Eduard had held his silence at Amboise because he saw no point in giving William the Marshal any reason not to free her. He had agreed to using the marshal’s niece as a shield because at the time, he could have cared less whom he had to use or whose life he had to place at risk in order to win Eleanor’s freedom.
Now, suddenly, it was not so easy. Now he found himself caring very much what happened to Ariel de Clare. It did not change anything between them. It could not, for she was still betrothed to a prince of Wales and he was still bound by his honour to deliver her to her groom. But it did mean he could not afford to make any more mistakes. He had made a large one here tonight, allowing his lust to override his logic.
It was a mistake that could not be repeated.
It could not … for all their sakes.
Corfe Castle, Purbeck
Chapter 15
If there was a bleaker, more sinister castle in all of King John’s realm, a mortal man could not have envisioned it. Viewed from outside the sheer escarpment walls, the castle seemed always to be in darkness, for there were no windows, no lights in any chambers of any towers that rose above the height of the battlements. It sat in a solid, dark mass on the skyline above the village of Corfe—itself a small and sulky compilation of cottages that clung to either side of the single roadway as if they were poised for a hasty retreat.
There was a church in the village, and an inn. There was no fairground, however, and naught but a brief widening in the road to call the main square. Fierce winds constantly buffeted the steep hill on which the castle stood and the resultant low howl, which grew louder at nightfall, sent most of the village inhabitants scurrying off the street before dusk and kept them huddled by their fires until dawn.

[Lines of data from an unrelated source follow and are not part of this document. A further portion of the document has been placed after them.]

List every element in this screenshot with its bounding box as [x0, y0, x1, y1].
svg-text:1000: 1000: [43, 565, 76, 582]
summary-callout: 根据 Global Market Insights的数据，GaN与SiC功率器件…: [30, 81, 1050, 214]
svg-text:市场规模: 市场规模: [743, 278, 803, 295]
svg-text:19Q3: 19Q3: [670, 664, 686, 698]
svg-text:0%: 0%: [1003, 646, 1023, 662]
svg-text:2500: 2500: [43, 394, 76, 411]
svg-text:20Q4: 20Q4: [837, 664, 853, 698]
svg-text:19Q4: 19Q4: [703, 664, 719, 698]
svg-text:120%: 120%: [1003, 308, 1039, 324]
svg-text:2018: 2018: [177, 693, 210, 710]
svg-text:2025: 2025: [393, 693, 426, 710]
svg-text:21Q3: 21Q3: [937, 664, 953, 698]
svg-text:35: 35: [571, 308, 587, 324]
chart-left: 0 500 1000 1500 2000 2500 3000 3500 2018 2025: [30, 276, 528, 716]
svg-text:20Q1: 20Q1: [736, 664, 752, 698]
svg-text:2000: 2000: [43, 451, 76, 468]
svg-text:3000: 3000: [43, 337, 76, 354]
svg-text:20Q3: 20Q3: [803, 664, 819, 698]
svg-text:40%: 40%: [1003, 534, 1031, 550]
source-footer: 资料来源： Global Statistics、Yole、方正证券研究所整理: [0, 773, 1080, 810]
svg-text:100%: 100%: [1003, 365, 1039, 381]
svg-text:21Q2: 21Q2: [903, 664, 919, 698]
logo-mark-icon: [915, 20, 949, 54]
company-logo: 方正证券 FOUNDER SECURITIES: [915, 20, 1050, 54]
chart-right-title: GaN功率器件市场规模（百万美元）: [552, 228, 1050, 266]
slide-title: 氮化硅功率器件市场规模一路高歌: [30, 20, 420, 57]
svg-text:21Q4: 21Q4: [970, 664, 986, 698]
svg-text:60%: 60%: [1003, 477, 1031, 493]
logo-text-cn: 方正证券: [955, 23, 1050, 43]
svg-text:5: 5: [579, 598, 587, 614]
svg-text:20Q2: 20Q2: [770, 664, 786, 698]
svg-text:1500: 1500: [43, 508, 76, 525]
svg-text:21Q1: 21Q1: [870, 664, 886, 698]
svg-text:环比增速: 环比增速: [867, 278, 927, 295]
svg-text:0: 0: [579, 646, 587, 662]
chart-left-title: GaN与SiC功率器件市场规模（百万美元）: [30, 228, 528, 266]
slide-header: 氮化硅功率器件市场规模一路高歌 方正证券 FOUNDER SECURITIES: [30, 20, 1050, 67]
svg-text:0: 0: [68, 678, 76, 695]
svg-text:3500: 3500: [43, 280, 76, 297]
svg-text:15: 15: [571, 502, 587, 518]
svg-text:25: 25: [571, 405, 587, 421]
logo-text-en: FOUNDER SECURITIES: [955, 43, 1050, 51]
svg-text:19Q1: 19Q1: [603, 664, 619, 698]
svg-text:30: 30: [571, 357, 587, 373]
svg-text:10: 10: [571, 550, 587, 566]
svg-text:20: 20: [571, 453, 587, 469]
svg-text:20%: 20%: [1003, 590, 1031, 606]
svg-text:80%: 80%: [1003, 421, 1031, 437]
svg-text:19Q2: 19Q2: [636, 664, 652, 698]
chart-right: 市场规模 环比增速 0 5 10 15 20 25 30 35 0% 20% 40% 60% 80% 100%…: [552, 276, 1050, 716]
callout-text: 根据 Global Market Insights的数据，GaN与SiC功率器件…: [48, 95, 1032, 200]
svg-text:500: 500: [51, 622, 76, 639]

Nighttime at Corfe was a time for whispers and clanking chains. It was the time for bloodied, shuffling feet and wagon wheels stumbling over cobbles, creaking for lack of grease and nerve. Few brave souls crept to their windows to see who the king’s ire had put into chains. It was healthier not to know, or to see the faces and perhaps be haunted by the lingering images of wide, vacant eyes.
One such foolhardy lout had been wakened out of a fitful sleep on an early autumn night, and had counted on the stubs of his fingers three rattling cartloads of prisoners. The fourth had won enough of his curiosity to send him crabbing to the door and to open it a crack for spying. He had been in time to see the fifth loaded cart teeter past with its cargo of half-starved, filthy knights, bound in chains, garbed in the rags and shredded remnants of their former Breton finery.
Whispers the next day told him the poor sullens he had seen were the twenty-four knights captured at Mirebeau with the brave, if misguided, Prince Arthur. They had been sent to Corfe Castle wearing the same chains that had been bolted onto them at their capture, there to await the king’s pleasure. Over the course of the next fortnight it became obvious, by the shrouded, emaciated bodies carried down to the churchyard for burial, it had been his pleasure to starve them to death. Not one bite of food had they been given. Not one drop of water. The eve the last one perished, the winds swept up from hell, moaning and swirling around the towers the whole night long, the evil spirits so loud and so gorged on rotted flesh, a guard was driven mad by the sound and flung himself off the castle ramparts.
Madness was no strange occurrence to the residents of Corfe. The garrison was stocked with the dregs of the king’s army—misfits and brutes who sucked suet and ale all day long, who kept whores naked and crouched between their thighs from dusk till dawn, who thought nothing of heaving their filthy, sweaty bodies over the screams of the women prisoners —and there were many—whenever the mood or the itch took them. Men and women alike screamed from the confines of their small, dank cells.